Zona also likes cavas — Spanish sparkling wines. They use the same method as champagne, but, since labor is cheaper in Spain and the cost of producing sparkling wine is cheaper, they also present a great value.
Some American-made sparkling wines such as Schramsberg or Gruet are also very satisfying and affordable. Gruet, in fact, is made in New Mexico by a champagne-producing family that wanted to replicate the taste on American soil.
While you're out shopping for a champagne, here's some terminology to help you out: Brut, demi sec and doux refer to the sweetness of the sparkling wine with brut being the driest and doux the sweetest.

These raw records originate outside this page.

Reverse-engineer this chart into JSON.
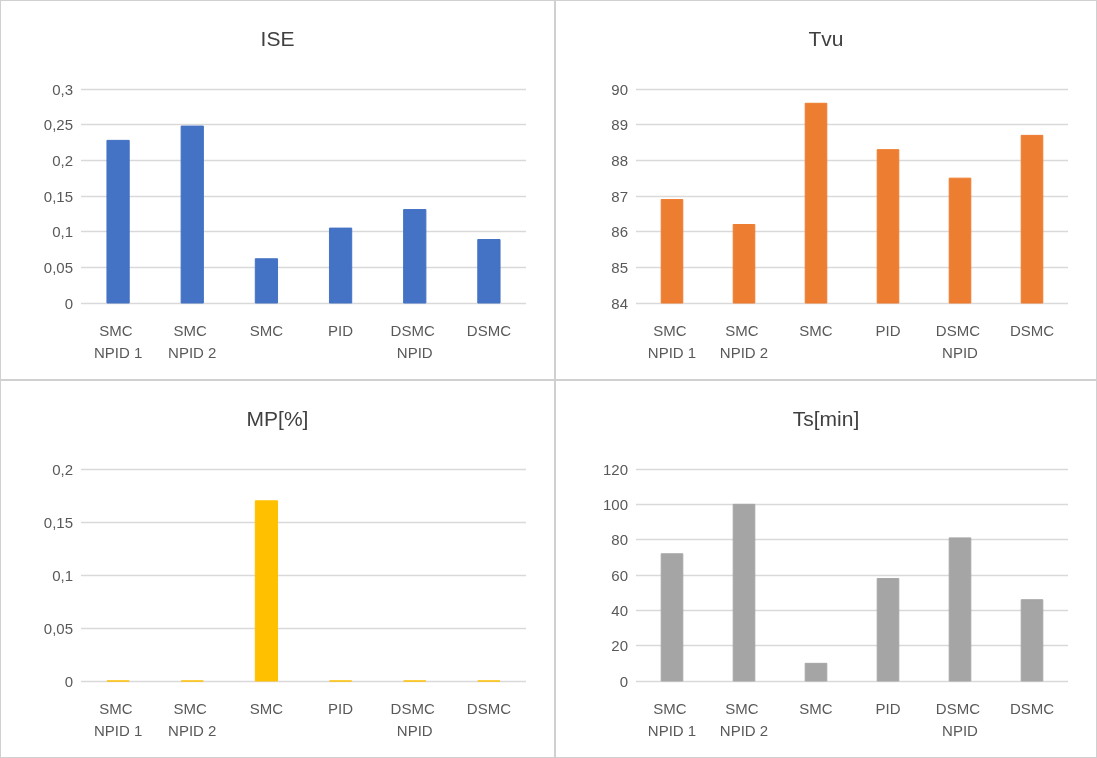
{
  "chart_data": [
    {
      "type": "bar",
      "title": "ISE",
      "categories": [
        "SMC NPID 1",
        "SMC NPID 2",
        "SMC",
        "PID",
        "DSMC NPID",
        "DSMC"
      ],
      "values": [
        0.228,
        0.248,
        0.062,
        0.105,
        0.131,
        0.089
      ],
      "color": "#4472c4",
      "ylim": [
        0,
        0.3
      ],
      "yticks": [
        0,
        {
          "value": 0.05,
          "label": "0,05"
        },
        {
          "value": 0.1,
          "label": "0,1"
        },
        {
          "value": 0.15,
          "label": "0,15"
        },
        {
          "value": 0.2,
          "label": "0,2"
        },
        {
          "value": 0.25,
          "label": "0,25"
        },
        {
          "value": 0.3,
          "label": "0,3"
        }
      ],
      "grid": "y"
    },
    {
      "type": "bar",
      "title": "Tvu",
      "categories": [
        "SMC NPID 1",
        "SMC NPID 2",
        "SMC",
        "PID",
        "DSMC NPID",
        "DSMC"
      ],
      "values": [
        86.9,
        86.2,
        89.6,
        88.3,
        87.5,
        88.7
      ],
      "color": "#ed7d31",
      "ylim": [
        84,
        90
      ],
      "yticks": [
        84,
        85,
        86,
        87,
        88,
        89,
        90
      ],
      "grid": "y"
    },
    {
      "type": "bar",
      "title": "MP[%]",
      "categories": [
        "SMC NPID 1",
        "SMC NPID 2",
        "SMC",
        "PID",
        "DSMC NPID",
        "DSMC"
      ],
      "values": [
        0,
        0,
        0.17,
        0,
        0,
        0
      ],
      "color": "#ffc000",
      "ylim": [
        0,
        0.2
      ],
      "yticks": [
        0,
        {
          "value": 0.05,
          "label": "0,05"
        },
        {
          "value": 0.1,
          "label": "0,1"
        },
        {
          "value": 0.15,
          "label": "0,15"
        },
        {
          "value": 0.2,
          "label": "0,2"
        }
      ],
      "grid": "y"
    },
    {
      "type": "bar",
      "title": "Ts[min]",
      "categories": [
        "SMC NPID 1",
        "SMC NPID 2",
        "SMC",
        "PID",
        "DSMC NPID",
        "DSMC"
      ],
      "values": [
        72,
        100,
        10,
        58,
        81,
        46
      ],
      "color": "#a5a5a5",
      "ylim": [
        0,
        120
      ],
      "yticks": [
        0,
        20,
        40,
        60,
        80,
        100,
        120
      ],
      "grid": "y"
    }
  ]
}
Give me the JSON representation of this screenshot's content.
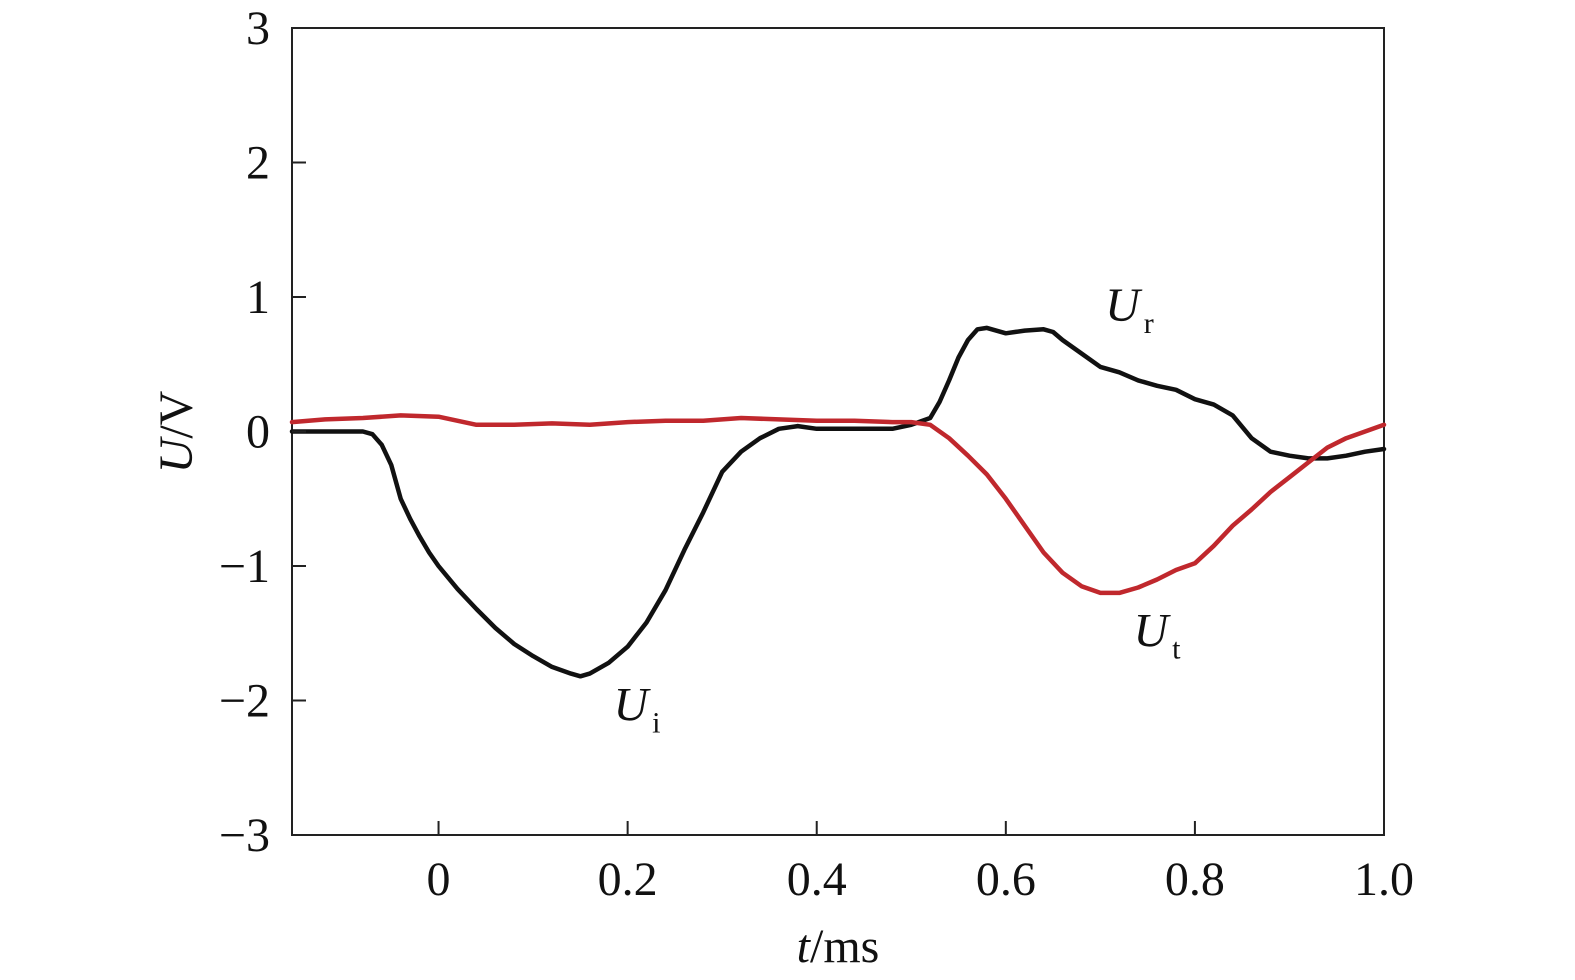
{
  "chart_data": {
    "type": "line",
    "title": "",
    "xlabel": {
      "var": "t",
      "unit": "/ms"
    },
    "ylabel": {
      "var": "U",
      "unit": "/V"
    },
    "xlim": [
      -0.155,
      1.0
    ],
    "ylim": [
      -3,
      3
    ],
    "xticks": [
      0,
      0.2,
      0.4,
      0.6,
      0.8,
      1.0
    ],
    "xtick_labels": [
      "0",
      "0.2",
      "0.4",
      "0.6",
      "0.8",
      "1.0"
    ],
    "yticks": [
      -3,
      -2,
      -1,
      0,
      1,
      2,
      3
    ],
    "ytick_labels": [
      "−3",
      "−2",
      "−1",
      "0",
      "1",
      "2",
      "3"
    ],
    "grid": false,
    "series": [
      {
        "name_main": "U",
        "name_sub": "i",
        "color": "#111111",
        "x": [
          -0.155,
          -0.13,
          -0.1,
          -0.08,
          -0.07,
          -0.06,
          -0.05,
          -0.04,
          -0.03,
          -0.02,
          -0.01,
          0.0,
          0.02,
          0.04,
          0.06,
          0.08,
          0.1,
          0.12,
          0.14,
          0.15,
          0.16,
          0.18,
          0.2,
          0.22,
          0.24,
          0.26,
          0.28,
          0.3,
          0.32,
          0.34,
          0.36,
          0.38
        ],
        "y": [
          0.0,
          0.0,
          0.0,
          0.0,
          -0.02,
          -0.1,
          -0.25,
          -0.5,
          -0.65,
          -0.78,
          -0.9,
          -1.0,
          -1.17,
          -1.32,
          -1.46,
          -1.58,
          -1.67,
          -1.75,
          -1.8,
          -1.82,
          -1.8,
          -1.72,
          -1.6,
          -1.42,
          -1.18,
          -0.88,
          -0.6,
          -0.3,
          -0.15,
          -0.05,
          0.02,
          0.04
        ]
      },
      {
        "name_main": "U",
        "name_sub": "r",
        "color": "#111111",
        "x": [
          0.38,
          0.4,
          0.44,
          0.48,
          0.5,
          0.52,
          0.53,
          0.54,
          0.55,
          0.56,
          0.57,
          0.58,
          0.6,
          0.62,
          0.64,
          0.65,
          0.66,
          0.68,
          0.7,
          0.72,
          0.74,
          0.76,
          0.78,
          0.8,
          0.82,
          0.84,
          0.86,
          0.88,
          0.9,
          0.92,
          0.94,
          0.96,
          0.98,
          1.0
        ],
        "y": [
          0.04,
          0.02,
          0.02,
          0.02,
          0.05,
          0.1,
          0.22,
          0.38,
          0.55,
          0.68,
          0.76,
          0.77,
          0.73,
          0.75,
          0.76,
          0.74,
          0.68,
          0.58,
          0.48,
          0.44,
          0.38,
          0.34,
          0.31,
          0.24,
          0.2,
          0.12,
          -0.05,
          -0.15,
          -0.18,
          -0.2,
          -0.2,
          -0.18,
          -0.15,
          -0.13
        ]
      },
      {
        "name_main": "U",
        "name_sub": "t",
        "color": "#c0282d",
        "x": [
          -0.155,
          -0.12,
          -0.08,
          -0.04,
          0.0,
          0.04,
          0.08,
          0.12,
          0.16,
          0.2,
          0.24,
          0.28,
          0.32,
          0.36,
          0.4,
          0.44,
          0.48,
          0.5,
          0.52,
          0.54,
          0.56,
          0.58,
          0.6,
          0.62,
          0.64,
          0.66,
          0.68,
          0.7,
          0.72,
          0.74,
          0.76,
          0.78,
          0.8,
          0.82,
          0.84,
          0.86,
          0.88,
          0.9,
          0.92,
          0.94,
          0.96,
          0.98,
          1.0
        ],
        "y": [
          0.07,
          0.09,
          0.1,
          0.12,
          0.11,
          0.05,
          0.05,
          0.06,
          0.05,
          0.07,
          0.08,
          0.08,
          0.1,
          0.09,
          0.08,
          0.08,
          0.07,
          0.07,
          0.05,
          -0.05,
          -0.18,
          -0.32,
          -0.5,
          -0.7,
          -0.9,
          -1.05,
          -1.15,
          -1.2,
          -1.2,
          -1.16,
          -1.1,
          -1.03,
          -0.98,
          -0.85,
          -0.7,
          -0.58,
          -0.45,
          -0.34,
          -0.23,
          -0.12,
          -0.05,
          0.0,
          0.05
        ]
      }
    ]
  }
}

Also, while most sparkling wines are white or rosé, there are some satifisfying reds, like the sparking Shiraz of Australia of the Italian Lambrusco. Zona says these are great for drinking with sturdier, heartier meals, but he sees the reds as more of a wine pairing than a sparkling wine pairing.
Zona says he drinks champagne or sparkling wine (whites and rosés) with anything that you would normally drink beer with — pizza, burgers, Asian food — since the effervescence has a clean, refreshing effect.
If you're having birthday cake, cookies or sweets, Zona recommends the Gruet demi sec. With pancakes (for New Year's Day, of course!), Zona says try a sparkling rosé from Austria called Durnberg.
While there is much more information in the episode, we know you need to get shopping, so here are Zona's picks for sparkling wine:
- Castellar Cava
- Gloria Ferrer
- Roederer Estate
- Lucien Albrecht Cremant d'Alsace
- Opera 02 Lambrusco
- Mirabelle by Schramsberg
- Iron Horse
Some Favorites (who's treating?):
We'll end with another quote cited by Zona in the episode:
I drink champagne when I'm happy and when I'm sad. Sometimes I drink it when I'm alone. When I have company I consider it obligatory. I trifle with it if I'm not hungry and drink it when I am. Otherwise I never touch it - unless I'm thirsty. ~ Madame Lilly Bollinger
Where to shop?
Local purveyors include the Village Wine Shop, Maplewood Liquors, Springfield Liquors, and Kasper's Wines & Liquors in Maplewood; The Wine Shop and Dave's Liquors in Millburn; the Wine Library on Millburn Avenue in Springfield; and University Wines & Spirits, Town Hall Delicatessen and A & D Deli & Liquors in South Orange. Amanti Vino, Magnolia's Wines & Spirits, Merit Fine Wines & Liquor and The Romany Liquor Shop in Montclair.